Cardiologist sues Apple for infringing on heart monitor patent. WIESEL v. APPLE

Cardiologist sues Apple for infringing on heart monitor patent. WIESEL v. APPLE

A patent is a set of exclusive rights granted the the inventor of a new invention.  A patent grants its owner the exclusive right to make, use, sell and import an invention in the United States.  If someone other than the patent owner attempts to exercise one of these exclusive rights, without authorization, that can be considered patent infringement.  If a patent owner feels that their patent is being infringed on, the patent owner can file a lawsuit in United States Federal Court.

When a patent owner files a patent infringement complaint there are several requirements that the complaint must meet.  One of those requirements is that a complaint must contain “a short and plain statement of the claim showing that the pleader is entitled to relief.” Fed. R. Civ. P. 8(a)(2). The complaint must set forth enough facts, accepted as true, to “state a claim to relief that is plausible on its face.”  A claim is facially plausible “when the plaintiff pleads factual content that allows the court to draw the reasonable inference that the defendant is liable for the misconduct alleged.” Ashcroft v. Iqbal, 556 U.S. 662, 678 (2009).  This means, merely stating that the plaintiff has a patent and the defendant is infringing the patent is not enough.  A patent infringement plaintiff must explain  how a defendant infringed on a patent in the initial complaint.  To help illustrate what needs to be shown in an initial complaint it is useful to study other cases.

JOSEPH WIESEL v. APPLE INC., 19-cv-07261 (E.D.NY 2019) is an example of a patent infringement lawsuit that makes it clear how a device infringes on the claims of a patent.  The plaintiff in this case is a cardiologist who owns U.S. Patent No. 7,020,514 (the ‘514 Patent) entitled “Method of and apparatus for detecting atrial fibrillation,” which was issued on March 28, 2006.  The ‘514 Patent claims a method of detecting atrial fibrillation by measuring a patient’s heart rate over a period of time.  The ‘514 Patent also claims a device that measures a patient’s heart rate using light and monitors for atrial fibrillation.

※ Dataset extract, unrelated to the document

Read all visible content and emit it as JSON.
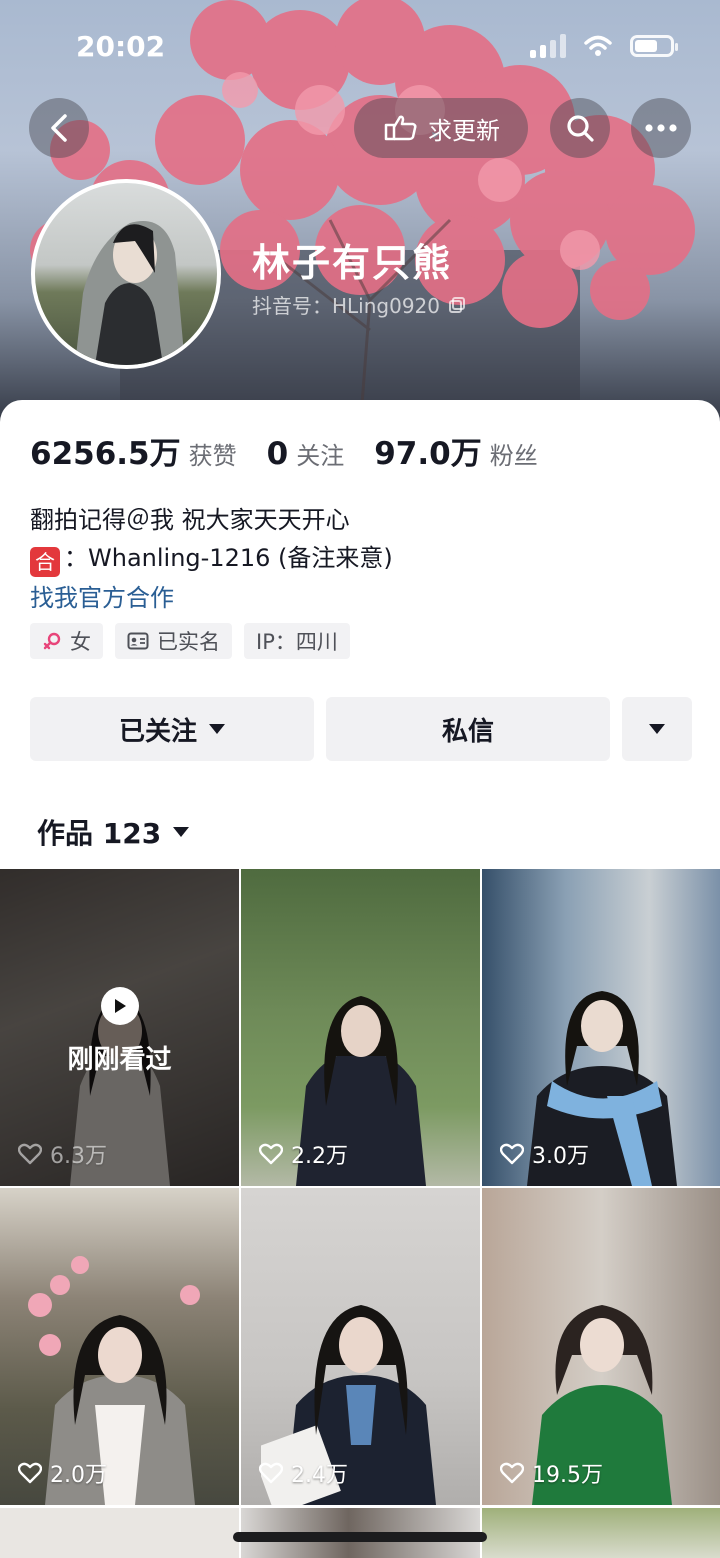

The defendant is a major manufacturer of consumer electronics.   The defendant began selling the Apple Watch in 2016. The Apple Watch has had numerous revisions over the years.  New versions of the watch come with software that provide an irregular pulse notification feature that checks a user’s pulse rhythm and sends a notification if atrial fibrillation is detected.  Older versions of the watch were given a software upgrade that provides the same feature.  The watch monitors a user’s heart rate using light.

In September 2017 the plaintiff contacted the defendant with concerns that the atrial fibrillation detection feature of the watch may infringe on the ‘514 patent.  When the defendant did not respond the plaintiff filed a complaint for patent infringement.

In its complaint, the plaintiff cites documents that the defendant provided the Food and Drug Administration to explain how the watch infringes on the patent.  Because the watch is being marketed to monitor heart rate, it could be considered a medical device, therefore FDA approval was needed.  The defendant’s FDA filings show that the watch monitors heart rate for a one minute sequence to determine if a heart beat is irregular.  The FDA filings also show that the watch uses LEDs to monitor heart rate.   The complaint then explains how the defendant’s statements in the FDA filings show the watch infringe on the claims of the ‘514 patent.

While this is a well pleaded complaint, it is not the end of the case.  There are several strategies the defendant can take to win the case, like arguing the patent is invalid or that the watch uses a method that isn’t actually claimed in the patent.  Given the well crafted complaint it is likely that this case will settle quickly.